The HPC currently does not opine on paint color. In 2003, when Hudson's preservation ordinance was originally adopted, jurisdiction over paint color was deliberately omitted because a prime fearmongering claim uttered by opponents of historic preservation, usually in horrified tones, was, "They're going to tell you what color you can paint your house." Because paint is not permanent and does not alter the historic fabric of a building, the HPC only intervenes when paint is being removed from masonry or being applied to masonry that has never before been painted, because both actions can damage historic materials.
Hudson today is quite a different place from what it was in 2003, and the plan for painting 529 Warren Street has raised the issue of paint and its use negatively impacting the historic character of Warren Street.
Craig Haigh, code enforcement officer, said he had known about this plan for painting 529 Warren Street for more than a month before it was brought to the attention of the HPC on Friday. He said he had studied the code and consulted with the city attorney to see if there was any legal basis for him to refer this to the HPC, but the conclusion was there was nothing in the code that addressed this. He also pointed out that a precedent had already been set for buildings whose colors and paint design disrupted the character of the streetscape. Examples cited during the course of the discussion were 249-251 Warren Street, which has been painted orange for more than a decade; 318 Warren Street, the location of Culture Cream; and 612 Warren Street, the art gallery called Shakespeare's Fulcrum.

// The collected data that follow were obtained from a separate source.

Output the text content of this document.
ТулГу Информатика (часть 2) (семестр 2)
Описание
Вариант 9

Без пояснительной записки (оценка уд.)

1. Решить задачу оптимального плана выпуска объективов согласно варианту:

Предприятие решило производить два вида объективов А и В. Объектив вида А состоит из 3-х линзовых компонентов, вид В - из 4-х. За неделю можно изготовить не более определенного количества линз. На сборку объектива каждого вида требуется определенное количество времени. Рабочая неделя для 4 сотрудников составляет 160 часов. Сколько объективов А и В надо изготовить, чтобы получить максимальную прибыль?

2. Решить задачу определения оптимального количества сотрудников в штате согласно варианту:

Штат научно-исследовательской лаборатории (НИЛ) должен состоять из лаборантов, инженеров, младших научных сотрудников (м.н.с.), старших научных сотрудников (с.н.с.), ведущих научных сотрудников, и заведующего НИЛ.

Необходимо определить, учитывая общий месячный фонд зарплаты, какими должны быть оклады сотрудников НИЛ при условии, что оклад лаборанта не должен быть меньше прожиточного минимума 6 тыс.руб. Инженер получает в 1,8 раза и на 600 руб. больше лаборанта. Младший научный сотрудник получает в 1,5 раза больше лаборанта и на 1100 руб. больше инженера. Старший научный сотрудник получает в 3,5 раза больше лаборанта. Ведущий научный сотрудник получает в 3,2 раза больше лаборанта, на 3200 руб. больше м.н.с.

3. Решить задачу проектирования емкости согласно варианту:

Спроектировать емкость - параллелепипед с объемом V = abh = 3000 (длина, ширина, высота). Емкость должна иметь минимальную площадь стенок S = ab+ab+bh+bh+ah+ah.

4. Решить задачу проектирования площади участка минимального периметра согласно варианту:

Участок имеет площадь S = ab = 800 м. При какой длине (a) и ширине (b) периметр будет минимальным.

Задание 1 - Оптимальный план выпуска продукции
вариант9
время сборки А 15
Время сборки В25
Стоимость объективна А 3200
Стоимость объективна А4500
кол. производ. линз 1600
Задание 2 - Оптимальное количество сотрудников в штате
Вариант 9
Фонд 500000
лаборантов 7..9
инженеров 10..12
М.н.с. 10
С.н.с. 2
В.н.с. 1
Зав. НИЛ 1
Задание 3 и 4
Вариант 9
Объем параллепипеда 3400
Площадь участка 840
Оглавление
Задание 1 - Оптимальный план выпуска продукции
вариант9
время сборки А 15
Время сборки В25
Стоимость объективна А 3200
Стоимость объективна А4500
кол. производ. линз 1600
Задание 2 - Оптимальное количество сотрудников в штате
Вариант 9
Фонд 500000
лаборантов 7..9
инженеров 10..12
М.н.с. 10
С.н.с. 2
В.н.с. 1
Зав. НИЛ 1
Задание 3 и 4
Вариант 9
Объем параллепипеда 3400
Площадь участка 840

HPC chair Phil Forman noted that amending the preservation ordinance, Chapter 169 of the city code, required an action of the Common Council and warned, "If we try to change one thing, they could change another." He argued that the HPC "has a very good compliance record" and cautioned against creating "something onerous." Similarly, HPC member Hugh Biber opined that "to add more on to the process" would be problematic "from a PR point of view" and suggested any attempt to regulate paint would be "opening the door to more problems than it's worth."
Architect member Chip Bohl proposed that the HPC create guidelines for paint. "We cannot, as a commission, begin to control color," Bohl told his colleagues. "What we can control is what is painted." Bohl suggested, "A good guideline is you don't paint one wall a bunch of different colors." That prompted HPC member Miranda Barry to ask rhetorically, "Do we really want to outlaw murals?" She later opined, "It is a first amendment issue."
Early on in the discussion, Polidoro recommended that the HPC form a working group to come up with a proposal regarding the use of paint in historic districts. In the end, it was decided they would look into how other communities with historic districts handled the issue of paint--both paint color and paint application patterns. Although the commission generally agreed on this course of action, no members of commission were appointed to the proposed working group.